Yaşama sevinci bir kez daha dolsun yüreklerimize. Ümidimizi bir kez daha tazeleyelim. Simsiyah gecenin koynunda olsak bile; söken şafağı, doğmakta olan güneşi unutmayalım. Yürüdüğümüz yola ve geçtiğimiz tünele, Nuru âlemleri kaplayan Rabbimiz daima bir ışık bırakmıştır. Gözlerimizi tünelin ucundaki ışıktan ayırmayalım öyleyse. Çünkü ümit kardelen kadar nazik; fakat bir o kadar da güçlüdür. Sen de bilirsin ki; Allah’ın rahmetinden ancak O’na inanmayanlar ümit keser.
ÜMİT ÇAĞLAYANI
Ümit çağlayanı Bediüzzaman, kendisine kulak verenlere, bizim yaşadığımız zor şartlardan yüz defa daha ağır şartlar altındayken bile ümit veriyor:
“İtikadım ve yakînimdir ki: Hak neşvünema bulacaktır -eğer çendan toprakta gizlense... Ve taraftar ve mültezimleri muzaffer olacaklardır -eğer çendan zaman ve zeminin merhametsizliğinden az ve zayıf olsalar...” (Muhakemat, s. 7)
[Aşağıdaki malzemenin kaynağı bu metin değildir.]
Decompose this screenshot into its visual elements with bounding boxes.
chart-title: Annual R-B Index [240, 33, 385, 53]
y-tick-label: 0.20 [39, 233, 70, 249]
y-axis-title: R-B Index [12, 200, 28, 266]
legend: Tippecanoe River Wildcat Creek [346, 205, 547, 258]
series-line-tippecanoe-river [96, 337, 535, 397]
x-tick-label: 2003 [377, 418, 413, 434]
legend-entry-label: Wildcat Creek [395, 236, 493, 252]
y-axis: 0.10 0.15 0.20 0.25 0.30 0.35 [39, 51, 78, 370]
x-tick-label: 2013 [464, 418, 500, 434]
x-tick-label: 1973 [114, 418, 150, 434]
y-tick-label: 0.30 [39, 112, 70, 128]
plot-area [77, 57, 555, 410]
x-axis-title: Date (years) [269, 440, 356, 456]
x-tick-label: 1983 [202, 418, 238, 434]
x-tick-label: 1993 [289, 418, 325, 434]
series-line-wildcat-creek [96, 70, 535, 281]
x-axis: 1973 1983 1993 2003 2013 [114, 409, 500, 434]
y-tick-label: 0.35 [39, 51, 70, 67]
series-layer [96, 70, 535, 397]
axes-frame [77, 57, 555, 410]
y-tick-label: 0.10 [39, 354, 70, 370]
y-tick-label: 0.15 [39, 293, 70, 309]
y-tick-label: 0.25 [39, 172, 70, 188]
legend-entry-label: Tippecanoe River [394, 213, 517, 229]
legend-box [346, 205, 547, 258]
Yeter ki bizler hakka taraftar olalım, zulme ve zalime kalben dahi olsa; meyletmeyelim. Safımızı iyiden, güzelden, doğrudan, adaletten ve barıştan yana belli edip, saflaşalım. Hakkı tutup kaldıralım. O zaman Rahmet imdada yetişecektir.
Evet... Barışı, adaleti, iyiliği, doğruluğu, ışığı, nuru savunmak zordur, yakıcıdır, bedel ister. Unutma dostum. Ama insanın şeref ve haysiyetine yakışan onurlu bir davranışta, ancak budur.